Afghan troops during a military operation in the northern Faryab province in August.
Afghan troops during a military operation in the northern Faryab province in August.

Since 2001, the international community has invested billions of dollars in support of Afghanistan. Forty-nine countries joined the military coalition, led by the world's most powerful military, that of the United States. Several others provided aid and development.

Why then, after 14 years of spilling blood and treasure, is Afghanistan still mired in turmoil? Because its success is nobody's top priority.

In many ways, Afghanistan resembles a tragedy of the commons in South Asia and Central Asia. Each regional country, attempting to maximize its self-interest, undermines the best interests of the entire region. Unless this perverse logic changes, everyone will be worse off -- and Afghans most of all.

The tragedy of the commons is about exploitation of a common resource. Sadly, this is the way too many regional actors view Afghanistan. Some -- and Pakistan in particular -- fear a stable, hostile Afghanistan. They prefer it to be a client state to undermine their rivals. Since the latter is unlikely and the former is threatening, they maximize self-interest by fomenting instability through supporting warring factions and insurgents.

For international powers, Afghanistan is either a distraction from or a tool for larger interests. Some are attracted to the resource wealth and feed the kleptocracy to exploit it. Others view Afghanistan as a way to distract and undermine the United States and NATO.

The United States wanted to finish quickly in 2001 and leave. A lack of attention helped the war drag on. Recognizing the mistake, Americans surged in 2009, then tired quickly. Regional policy has been schizophrenic and ineffectual.

Last year, the United States brokered the Afghan national unity government deal. The new governance arrangement got the Afghan election crisis off the front pages of Western newspapers but created a government too divided to actually reform and govern. America is moving on: Unwilling to address problems of predatory kleptocracy, external sanctuary, and regional malign activity, it unwittingly incentivized all three.

For its part, much of the Afghan government and elite are more interested in self-enrichment than in the country's success. Elites bicker over decreasing spoils while the country moves dangerously close to the cliff. Even if the government could move policy for reform, parliament is too compromised by corruption to pass legislation. The government has never developed a strategy for the war; it is embroiled in a conflict it is not winning, but it cannot even confirm a defense minister. Political infighting and unmet demands for bribes have sunk each candidate. Elites satisfy themselves that it is all Pakistan's fault.

The Taliban might be the only party that places a top priority on winning, albeit not for the good of the country. It maintains the delusion that military victory is possible. The death of Mullah Mohammad Omar has created a major succession crisis. The main beneficiaries of continued conflict, aside from arms peddlers and various elites, are groups like Islamic State, also known as ISIS or ISIL. By failing to grasp the possibilities of a peace process and the existential threat of civil war, the Taliban is sowing the seeds of its own destruction, too.

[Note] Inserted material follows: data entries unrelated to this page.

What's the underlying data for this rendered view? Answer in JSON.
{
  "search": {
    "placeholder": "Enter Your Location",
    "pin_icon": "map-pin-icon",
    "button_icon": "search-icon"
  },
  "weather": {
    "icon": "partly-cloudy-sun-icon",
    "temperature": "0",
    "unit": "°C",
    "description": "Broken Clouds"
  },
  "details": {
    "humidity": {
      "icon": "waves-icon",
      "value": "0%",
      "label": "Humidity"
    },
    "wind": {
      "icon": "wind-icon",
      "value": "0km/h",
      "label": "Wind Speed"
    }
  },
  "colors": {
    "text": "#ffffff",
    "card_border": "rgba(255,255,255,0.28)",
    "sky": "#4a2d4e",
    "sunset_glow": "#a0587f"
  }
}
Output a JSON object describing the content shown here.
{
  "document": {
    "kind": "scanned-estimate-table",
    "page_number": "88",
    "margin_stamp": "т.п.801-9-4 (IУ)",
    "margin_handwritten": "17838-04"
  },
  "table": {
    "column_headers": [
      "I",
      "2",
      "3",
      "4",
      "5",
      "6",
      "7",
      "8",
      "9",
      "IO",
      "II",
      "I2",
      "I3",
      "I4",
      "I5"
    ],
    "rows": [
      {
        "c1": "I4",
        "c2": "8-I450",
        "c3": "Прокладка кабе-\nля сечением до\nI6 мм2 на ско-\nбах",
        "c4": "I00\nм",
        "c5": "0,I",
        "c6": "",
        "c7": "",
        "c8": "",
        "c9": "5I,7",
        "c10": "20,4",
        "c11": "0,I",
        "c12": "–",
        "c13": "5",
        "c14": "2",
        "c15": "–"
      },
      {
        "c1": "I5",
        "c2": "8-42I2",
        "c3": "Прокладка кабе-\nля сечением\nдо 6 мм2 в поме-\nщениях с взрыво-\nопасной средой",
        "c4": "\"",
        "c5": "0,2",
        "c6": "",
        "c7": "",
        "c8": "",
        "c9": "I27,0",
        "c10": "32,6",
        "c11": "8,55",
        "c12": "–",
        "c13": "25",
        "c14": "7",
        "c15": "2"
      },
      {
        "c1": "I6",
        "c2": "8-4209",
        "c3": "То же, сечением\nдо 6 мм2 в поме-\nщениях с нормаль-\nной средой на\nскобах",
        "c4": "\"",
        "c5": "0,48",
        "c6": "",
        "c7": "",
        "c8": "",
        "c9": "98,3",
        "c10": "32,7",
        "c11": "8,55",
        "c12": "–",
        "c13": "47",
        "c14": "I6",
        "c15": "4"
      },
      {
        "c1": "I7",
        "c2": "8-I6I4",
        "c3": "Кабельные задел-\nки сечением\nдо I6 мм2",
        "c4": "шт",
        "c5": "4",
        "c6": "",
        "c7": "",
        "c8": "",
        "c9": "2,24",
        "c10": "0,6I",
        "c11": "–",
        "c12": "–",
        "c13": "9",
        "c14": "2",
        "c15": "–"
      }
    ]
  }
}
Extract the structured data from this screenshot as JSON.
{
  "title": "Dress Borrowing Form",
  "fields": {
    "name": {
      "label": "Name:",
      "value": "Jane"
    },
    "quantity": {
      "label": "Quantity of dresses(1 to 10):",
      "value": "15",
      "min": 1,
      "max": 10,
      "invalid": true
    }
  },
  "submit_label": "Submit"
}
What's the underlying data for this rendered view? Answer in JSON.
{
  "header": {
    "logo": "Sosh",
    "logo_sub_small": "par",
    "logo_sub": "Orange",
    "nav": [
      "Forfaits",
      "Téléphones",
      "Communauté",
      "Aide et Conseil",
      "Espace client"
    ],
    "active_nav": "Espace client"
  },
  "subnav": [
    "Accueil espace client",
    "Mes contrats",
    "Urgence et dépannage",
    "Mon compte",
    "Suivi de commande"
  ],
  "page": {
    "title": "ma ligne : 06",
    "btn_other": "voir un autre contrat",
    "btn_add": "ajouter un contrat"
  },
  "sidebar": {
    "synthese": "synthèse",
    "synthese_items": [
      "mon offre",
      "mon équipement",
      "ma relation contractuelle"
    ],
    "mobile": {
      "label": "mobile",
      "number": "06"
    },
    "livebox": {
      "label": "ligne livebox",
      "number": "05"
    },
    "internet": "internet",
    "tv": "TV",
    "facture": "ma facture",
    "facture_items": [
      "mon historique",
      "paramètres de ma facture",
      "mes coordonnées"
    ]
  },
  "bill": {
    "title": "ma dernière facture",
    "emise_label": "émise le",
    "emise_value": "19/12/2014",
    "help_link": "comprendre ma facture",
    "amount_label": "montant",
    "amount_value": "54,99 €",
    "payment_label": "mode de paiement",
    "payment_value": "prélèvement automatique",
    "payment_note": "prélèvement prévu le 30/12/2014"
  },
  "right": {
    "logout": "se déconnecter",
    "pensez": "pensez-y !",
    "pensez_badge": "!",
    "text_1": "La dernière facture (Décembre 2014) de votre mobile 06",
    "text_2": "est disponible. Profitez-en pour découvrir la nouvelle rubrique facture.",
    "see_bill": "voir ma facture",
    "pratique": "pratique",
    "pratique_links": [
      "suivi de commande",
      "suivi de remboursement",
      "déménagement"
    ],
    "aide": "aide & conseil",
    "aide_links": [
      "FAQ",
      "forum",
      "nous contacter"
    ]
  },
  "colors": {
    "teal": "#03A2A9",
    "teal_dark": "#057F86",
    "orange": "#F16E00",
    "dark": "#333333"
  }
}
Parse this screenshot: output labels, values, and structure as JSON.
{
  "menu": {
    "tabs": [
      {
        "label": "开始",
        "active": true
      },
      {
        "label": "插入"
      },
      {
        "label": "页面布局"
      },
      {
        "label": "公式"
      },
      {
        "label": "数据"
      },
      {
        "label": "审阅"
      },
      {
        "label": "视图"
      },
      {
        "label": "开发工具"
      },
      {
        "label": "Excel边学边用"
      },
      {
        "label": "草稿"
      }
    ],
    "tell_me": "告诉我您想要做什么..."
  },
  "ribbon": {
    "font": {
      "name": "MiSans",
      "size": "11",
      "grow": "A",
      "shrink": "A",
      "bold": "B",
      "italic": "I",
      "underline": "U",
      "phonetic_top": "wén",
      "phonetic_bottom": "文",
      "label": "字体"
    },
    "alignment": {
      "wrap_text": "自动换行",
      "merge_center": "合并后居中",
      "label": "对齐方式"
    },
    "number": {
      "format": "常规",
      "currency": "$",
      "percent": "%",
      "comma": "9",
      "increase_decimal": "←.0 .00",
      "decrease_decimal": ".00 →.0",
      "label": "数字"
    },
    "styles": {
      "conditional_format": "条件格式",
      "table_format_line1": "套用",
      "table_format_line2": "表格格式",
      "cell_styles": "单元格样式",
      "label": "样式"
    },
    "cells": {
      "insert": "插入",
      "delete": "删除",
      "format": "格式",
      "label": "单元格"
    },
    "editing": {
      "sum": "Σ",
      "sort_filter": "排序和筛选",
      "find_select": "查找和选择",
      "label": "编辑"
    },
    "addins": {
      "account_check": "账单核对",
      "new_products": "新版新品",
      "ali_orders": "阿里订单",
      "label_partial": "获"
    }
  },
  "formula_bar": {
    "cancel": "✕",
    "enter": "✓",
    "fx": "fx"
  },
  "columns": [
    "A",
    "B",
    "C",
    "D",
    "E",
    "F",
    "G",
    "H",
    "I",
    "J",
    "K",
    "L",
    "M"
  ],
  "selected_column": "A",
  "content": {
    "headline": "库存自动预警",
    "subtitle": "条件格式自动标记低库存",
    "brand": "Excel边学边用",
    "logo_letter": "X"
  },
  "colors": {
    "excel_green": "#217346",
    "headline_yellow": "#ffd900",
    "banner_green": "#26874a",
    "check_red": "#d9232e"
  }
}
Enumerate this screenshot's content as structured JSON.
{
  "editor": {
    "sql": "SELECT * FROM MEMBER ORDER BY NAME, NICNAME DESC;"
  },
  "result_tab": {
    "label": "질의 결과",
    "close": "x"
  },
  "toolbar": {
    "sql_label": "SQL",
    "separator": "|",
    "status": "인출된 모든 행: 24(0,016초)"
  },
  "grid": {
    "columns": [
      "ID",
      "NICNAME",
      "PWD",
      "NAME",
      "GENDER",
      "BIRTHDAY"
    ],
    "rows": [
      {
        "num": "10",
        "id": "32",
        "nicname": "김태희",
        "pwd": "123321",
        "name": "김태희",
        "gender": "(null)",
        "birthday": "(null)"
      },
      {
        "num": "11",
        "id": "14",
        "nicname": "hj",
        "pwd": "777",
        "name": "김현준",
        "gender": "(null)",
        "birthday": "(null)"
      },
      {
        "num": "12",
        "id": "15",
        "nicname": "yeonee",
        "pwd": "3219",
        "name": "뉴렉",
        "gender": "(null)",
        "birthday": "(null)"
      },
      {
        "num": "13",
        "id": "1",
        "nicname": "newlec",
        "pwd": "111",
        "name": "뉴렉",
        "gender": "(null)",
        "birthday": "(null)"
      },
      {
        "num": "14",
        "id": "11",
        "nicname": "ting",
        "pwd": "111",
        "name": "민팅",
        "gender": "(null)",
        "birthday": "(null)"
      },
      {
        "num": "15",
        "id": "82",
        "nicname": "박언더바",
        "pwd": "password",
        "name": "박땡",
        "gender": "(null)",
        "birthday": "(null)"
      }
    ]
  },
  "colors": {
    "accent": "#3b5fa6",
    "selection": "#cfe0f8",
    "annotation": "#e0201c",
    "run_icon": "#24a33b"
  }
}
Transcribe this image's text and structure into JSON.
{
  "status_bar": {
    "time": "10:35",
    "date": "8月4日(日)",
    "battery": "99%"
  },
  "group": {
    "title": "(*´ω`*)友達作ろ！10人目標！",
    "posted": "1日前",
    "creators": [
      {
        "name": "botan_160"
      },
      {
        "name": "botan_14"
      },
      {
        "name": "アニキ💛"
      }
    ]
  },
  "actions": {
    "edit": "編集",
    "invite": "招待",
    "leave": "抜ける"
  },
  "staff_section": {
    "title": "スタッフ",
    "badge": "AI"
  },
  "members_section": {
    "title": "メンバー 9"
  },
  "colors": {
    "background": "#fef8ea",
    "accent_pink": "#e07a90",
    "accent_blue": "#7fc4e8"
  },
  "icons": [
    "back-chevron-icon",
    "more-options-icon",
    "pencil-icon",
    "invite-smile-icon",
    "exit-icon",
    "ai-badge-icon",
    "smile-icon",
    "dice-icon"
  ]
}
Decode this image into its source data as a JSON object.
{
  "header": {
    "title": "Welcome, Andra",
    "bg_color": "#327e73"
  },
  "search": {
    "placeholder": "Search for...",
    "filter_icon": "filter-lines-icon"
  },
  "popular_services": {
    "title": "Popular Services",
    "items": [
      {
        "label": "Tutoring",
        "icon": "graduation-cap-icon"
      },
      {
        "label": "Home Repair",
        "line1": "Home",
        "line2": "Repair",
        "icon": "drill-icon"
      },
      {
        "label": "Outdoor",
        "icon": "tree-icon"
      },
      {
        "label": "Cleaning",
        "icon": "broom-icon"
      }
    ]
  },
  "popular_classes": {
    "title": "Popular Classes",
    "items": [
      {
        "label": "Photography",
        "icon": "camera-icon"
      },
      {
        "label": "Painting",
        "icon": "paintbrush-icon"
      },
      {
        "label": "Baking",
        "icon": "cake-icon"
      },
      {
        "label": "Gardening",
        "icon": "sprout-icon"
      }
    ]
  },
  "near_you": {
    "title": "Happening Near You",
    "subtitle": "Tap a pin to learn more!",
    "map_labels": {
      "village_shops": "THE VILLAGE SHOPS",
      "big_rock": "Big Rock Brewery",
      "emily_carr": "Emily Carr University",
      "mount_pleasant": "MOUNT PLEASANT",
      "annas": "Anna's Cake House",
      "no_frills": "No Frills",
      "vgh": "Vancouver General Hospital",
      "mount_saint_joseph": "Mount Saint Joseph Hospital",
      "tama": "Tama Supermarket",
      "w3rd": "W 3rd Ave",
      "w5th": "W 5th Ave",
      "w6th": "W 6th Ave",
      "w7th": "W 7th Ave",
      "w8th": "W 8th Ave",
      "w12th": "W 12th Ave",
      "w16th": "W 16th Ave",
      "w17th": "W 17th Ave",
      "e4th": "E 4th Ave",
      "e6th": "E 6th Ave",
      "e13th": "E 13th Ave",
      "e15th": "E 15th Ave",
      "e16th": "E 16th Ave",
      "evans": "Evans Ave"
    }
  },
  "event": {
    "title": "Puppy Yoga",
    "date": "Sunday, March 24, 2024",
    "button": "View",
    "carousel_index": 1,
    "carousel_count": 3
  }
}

This is a classic prisoner's dilemma. Everyone recognizes the benefits of cooperation toward a peaceful outcome, and yet no one trusts the others enough to take any risk to bring it about. Each party, by maximizing self-interest, is destroying the country.

Catastrophe in Afghanistan or a repeat of its recent disastrous history, however, is not yet inevitable. Here's how it can be avoided:

1. Afghanistan should declare itself a neutral power, reinforced by a UN Security Council Resolution (UNSCR). Make it clear that Afghanistan is nobody's playground, and prevent suspicions that Afghanistan is playing double-games with all the regional rivalries.

2. The UNSCR should authorize, at Afghanistan's request, an international military force that will train the Afghan National Security Forces and support Afghanistan's neutrality. This may provide sufficient cover for the Obama administration to maintain current troop levels beyond 2016 while seeking other donors. This step is also likely to bring about acceptance by the Taliban that they are unlikely to secure future meaningful military gains.

3. Make continued investment in Afghanistan conditional upon political reform. The United States, as the biggest donor, is best-placed to do this. International indices like Transparency International, the World Bank, Foreign Policy, and others can serve as objective benchmarks. Afghan elites will have no one but themselves to blame if they cannot pass reform.

4. Support a peace process sponsored by a credible international actor. The wrong custodian is a poison pill. Avoid the seduction of a peace deal. In a low trust environment like this one, elite deals are highly destabilizing. Set conditions for a long-haul peace process that is likely to take a decade or more. Begin by the sides agreeing on broadly framed words, then reinforce with actions. A gradual, step-by-step approach is needed.

Christopher Kolenda is the president and CEO of Kolenda Strategic Leadership. He commanded paratroopers and then served as senior adviser to the Department of Defense senior leadership and to three Commanders of International Forces (ISAF) over four tours in Afghanistan. He is the author of Leadership: The Warrior’s Art and The Counterinsurgency Challenge. These views are the author's alone and do not represent those of Radio Free Europe/Radio Liberty.